The site focuses heavily on typography supported by visuals of smiling faces and videos of people on the move. Some flat illustration and pattern work is also tossed in to break up visual rest. A heavy grid organizes the site while flat buttons call out action items.
Okay, this is probably the best government site I’ve ever seen (not fanboy-ing or anything). A clean look with nice messaging, supported by historical photos of a relaxed environment, creates a feeling of voyaging to an undiscovered destination. But, don’t get confused about the point of the site, you can still pay your water bill or file a 311 request.

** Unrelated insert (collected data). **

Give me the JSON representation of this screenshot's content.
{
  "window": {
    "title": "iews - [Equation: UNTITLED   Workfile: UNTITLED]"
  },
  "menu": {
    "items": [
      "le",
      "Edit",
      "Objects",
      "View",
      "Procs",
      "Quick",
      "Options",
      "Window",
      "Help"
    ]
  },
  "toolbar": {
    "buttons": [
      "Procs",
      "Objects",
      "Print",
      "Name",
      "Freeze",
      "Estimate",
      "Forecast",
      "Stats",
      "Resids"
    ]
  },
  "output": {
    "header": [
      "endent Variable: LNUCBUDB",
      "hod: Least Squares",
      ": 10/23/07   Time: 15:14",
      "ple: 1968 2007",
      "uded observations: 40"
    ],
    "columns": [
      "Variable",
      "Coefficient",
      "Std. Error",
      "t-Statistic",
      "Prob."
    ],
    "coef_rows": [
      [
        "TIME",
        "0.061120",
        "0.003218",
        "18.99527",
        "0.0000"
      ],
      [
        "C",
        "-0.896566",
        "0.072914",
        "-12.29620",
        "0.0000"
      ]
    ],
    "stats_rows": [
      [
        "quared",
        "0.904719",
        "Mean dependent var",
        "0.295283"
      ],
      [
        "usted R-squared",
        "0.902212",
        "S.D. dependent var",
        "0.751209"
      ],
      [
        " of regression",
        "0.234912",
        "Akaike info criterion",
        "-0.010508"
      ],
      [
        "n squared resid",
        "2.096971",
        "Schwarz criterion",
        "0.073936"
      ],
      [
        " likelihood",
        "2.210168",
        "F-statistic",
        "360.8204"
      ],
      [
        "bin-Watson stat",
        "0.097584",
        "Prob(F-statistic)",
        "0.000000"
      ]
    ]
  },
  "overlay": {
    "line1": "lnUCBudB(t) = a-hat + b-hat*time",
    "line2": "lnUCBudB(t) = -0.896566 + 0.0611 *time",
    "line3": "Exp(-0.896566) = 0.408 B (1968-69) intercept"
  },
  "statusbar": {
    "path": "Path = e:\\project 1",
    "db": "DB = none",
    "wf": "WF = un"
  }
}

The colors and negative space makes it feel airy and relaxed. Weslaco contrasts most government sites that create stressful interactions. Even the navigation of the site brings an ease to the interaction with a black background that limits distractions. In fact, the only places the color black is used are UI elements as actionable sections. The color strategy lets users understand what they can do on the site without putting forth effort.
On the Horizon
Flat design with the addition of bold color and advanced user interface (UI) research is the next big trend. We’re already starting to see a shift in the way designers are pushing towards a stylistic change that involves these types of techniques.
I think UI elements will be more supported by negative space, grids, and bright colors. Airing things out will make sites feel more relax.
As far as conversions are concerned, this could help users stay on sites for a longer period of time, which may make them more inclined to buy a product or service. Sounds like a win-win to me!